EMPLOI ET VIE SOCIALE

07/07/2014 11:10

L’épreuve du chômage impacte-t-elle les autres dimensions de la vie sociale ?

Hélas, oui. Le chômage accroît le risque dedisqualification sociale, en fragilisant l’ensemble des liens sociaux. Plus le chômage se prolonge, plus ses effets négatifs se font sentir sur la sphère familiale, la vie de couple, le cercle des amis, les relations avec les institutions. Ce processus cumulatif, décrit pour la première fois dans les années 1930, est très bien documenté.

Les solidarités familiales ne résistent donc pas au chômage…

En France, de nombreux demandeurs d’emploi acceptent d’être soutenus moralement mais refusent de solliciter de l’aide dans la durée. Dans une société qui valorise l’autonomie, ils jugent honteux et humiliant de dépendre de leurs parents. D’ailleurs, ces derniers considèrent eux aussi qu’il n’est pas opportun de soutenir indéfiniment celui quine trouve pas de travail. L’institutionnalisation des aides contribue à rendre moins légitime le recours à la solidarité familiale. Les proches veulent bien donner un coup de pouce. Mais ils attendent d’abord du chômeur qu’il recherche activement un emploi et sollicite les organismes.

En cas de difficultés, on peut quand même compter sur le conjoint !

Certes, mais le fonctionnement du couple, qui est fondé sur un modèle égalitaire, obéit à la même logique. Bénéficier du soutien de l’autre, dans la durée, implique de garder, à ses yeux, une ­situation sociale honorable. Or celui qui est au chômage se retrouve en position inférieure. Il reste à la maison avec ses problèmes quand le conjoint part, lui, au travail tous les jours. C’est source de tensions dans le couple. La preuve, c’est qu’on observe une très forte corrélation entre chômage et ruptures conjugales. Sauf quand les deux partenaires sont en recherche d’emploi car il y a, de nouveau, symétrie dans la relation.

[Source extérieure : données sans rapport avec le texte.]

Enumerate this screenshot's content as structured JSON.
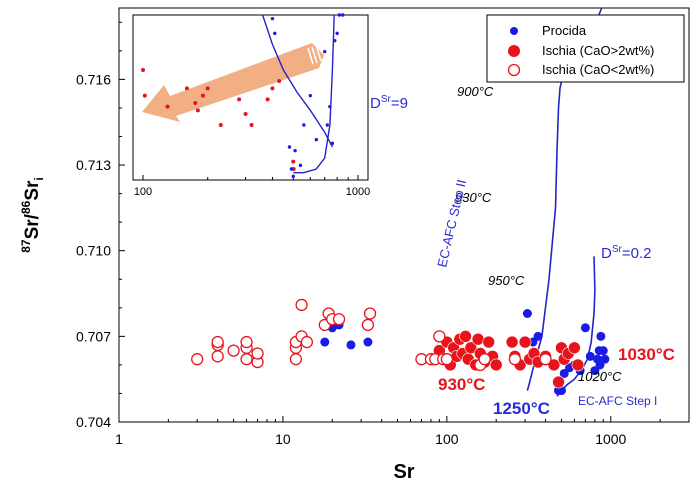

Cette injonction à l’auto­nomie est-elle une spécificité française ?

On retrouve ce modèle de responsabilité partagée entre famille et pouvoirs publics en Allemagne et en Grande-Bretagne. Mais pas dans le nord de l’Europe, où l’État garantit le niveau de vie des pauvres. Ni dans le Sud, où règne le familialisme. En Espagne, au Portugal ou en Grèce, ceux qui détiennent un emploi stable assurent la protection de leur clan. Ce modèle valorise l’acceptation d’une certaine forme de dépendance. Il permet aux chômeurs de vivre moins mal le fait d’être hébergés dans la famille et de bénéficier de son soutien. Au prix, parfois, d’un sentiment d’étouffement et de solitude.

En cas de crise durable, la France peut-elle basculer dans ce modèle ?

Quand une société est en crise, quand la confiance dans les institutions s’affaiblit, on constate que les chômeurs ont tendance à résister en réduisant leur niveau de vie. De façon drastique s’il le faut. Mais que très peu consentent à se rapprocher de leur famille pour être aidés. La norme d’autonomie est très présente chez les chômeurs français. Elle freine leur capacité à se tourner vers leurs proches de façon durable.